Hard Scrabble & Snow Town

In the 1700 and early 1800s, as wealthy white residents built homes along the slope of College Hill, Providence’s African American community established neighborhoods at the hill’s base and across the Moshassuck River. By the early nineteenth century, this neighborhood was known as both Hard Scrabble and Anderson’s Hollow, the latter named for the landlord who rented to much of the neighborhood.

In 1824 and again in 1831, white residents and visiting sailors attacked these neighborhoods, tearing down houses indiscriminately. In 1824, the Hard Scrabble riot arose from a dispute between black residents and white visitors that erupted when a black man refused to move off the sidewalk for the white visitors to pass. Seven years later, the nearby neighborhood of Snow Town saw another riot when a white mob tore down houses and assaulted residents after a sailor was shot in the neighborhood. Though the precipitating event of each riot was different, the geographic racial segregation and racial hostilities in Providence were underlying causes to each episode.
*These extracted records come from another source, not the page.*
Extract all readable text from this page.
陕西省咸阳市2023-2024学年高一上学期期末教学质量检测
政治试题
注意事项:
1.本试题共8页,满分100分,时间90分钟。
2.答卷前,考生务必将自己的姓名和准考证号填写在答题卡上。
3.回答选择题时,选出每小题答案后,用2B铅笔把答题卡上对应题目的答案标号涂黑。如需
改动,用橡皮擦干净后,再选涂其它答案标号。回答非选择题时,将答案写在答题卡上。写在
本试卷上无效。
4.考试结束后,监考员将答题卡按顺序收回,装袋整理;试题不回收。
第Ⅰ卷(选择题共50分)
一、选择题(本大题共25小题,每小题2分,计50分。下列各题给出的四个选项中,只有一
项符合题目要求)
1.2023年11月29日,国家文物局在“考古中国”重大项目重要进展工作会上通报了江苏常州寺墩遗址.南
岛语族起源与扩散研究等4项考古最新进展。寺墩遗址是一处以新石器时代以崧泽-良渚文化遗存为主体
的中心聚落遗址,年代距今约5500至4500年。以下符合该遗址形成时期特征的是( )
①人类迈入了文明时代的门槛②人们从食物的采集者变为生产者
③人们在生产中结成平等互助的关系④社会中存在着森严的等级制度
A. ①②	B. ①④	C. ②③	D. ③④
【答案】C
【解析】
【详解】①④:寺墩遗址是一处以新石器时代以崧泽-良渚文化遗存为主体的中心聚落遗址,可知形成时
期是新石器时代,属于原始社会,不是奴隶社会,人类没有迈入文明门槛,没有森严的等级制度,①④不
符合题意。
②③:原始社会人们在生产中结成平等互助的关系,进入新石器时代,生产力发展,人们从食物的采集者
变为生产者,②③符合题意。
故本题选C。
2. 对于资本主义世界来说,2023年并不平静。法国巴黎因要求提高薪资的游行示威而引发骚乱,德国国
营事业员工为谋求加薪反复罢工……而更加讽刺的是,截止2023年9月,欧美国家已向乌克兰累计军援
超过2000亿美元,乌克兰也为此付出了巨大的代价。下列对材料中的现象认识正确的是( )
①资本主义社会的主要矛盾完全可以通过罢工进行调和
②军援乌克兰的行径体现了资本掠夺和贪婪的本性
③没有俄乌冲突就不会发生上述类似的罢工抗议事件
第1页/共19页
Jeremy Wolin, Estimated Locations of Snow Town and Hard Scrabble in Relation to Roger Williams National Memorial, 2016. Google Earth.

The exact locations of each neighborhood are unclear, though historical accounts estimate that Hard Scrabble may have been located on land now covered by railroad tracks directly across the street from the memorial, and that Snow Town may have been centered around the base of Olney Street, not far from the memorial’s northern end. The map above shows these relative areas (gray) in relation to the memorial (pink).[1]

In The Lifetime of William J. Brown, an autobiography of a local resident, Brown recalls a man named Christopher Hall, “a widower with three or four children, a pious man, bearing a good character,” whose house was torn down and his belongings looted by the white mob. Defiantly, Hall built a roof over his cellar – all that remained – and lived there with his family through the winter before leaving Providence for Liberia.[2]


[1] Erica Sagrans, “Memorializing the 1824 Hardscrabble race riot takes a long route,” The Boston Phoenix, May 31, 2006, , accessed May 8, 2017.

[2] William J. Brown, The life of William J. Brown, of Providence, R.I.: with personal recollections of incidents in Rhode Island (United States: General Books, 2010), 89-91.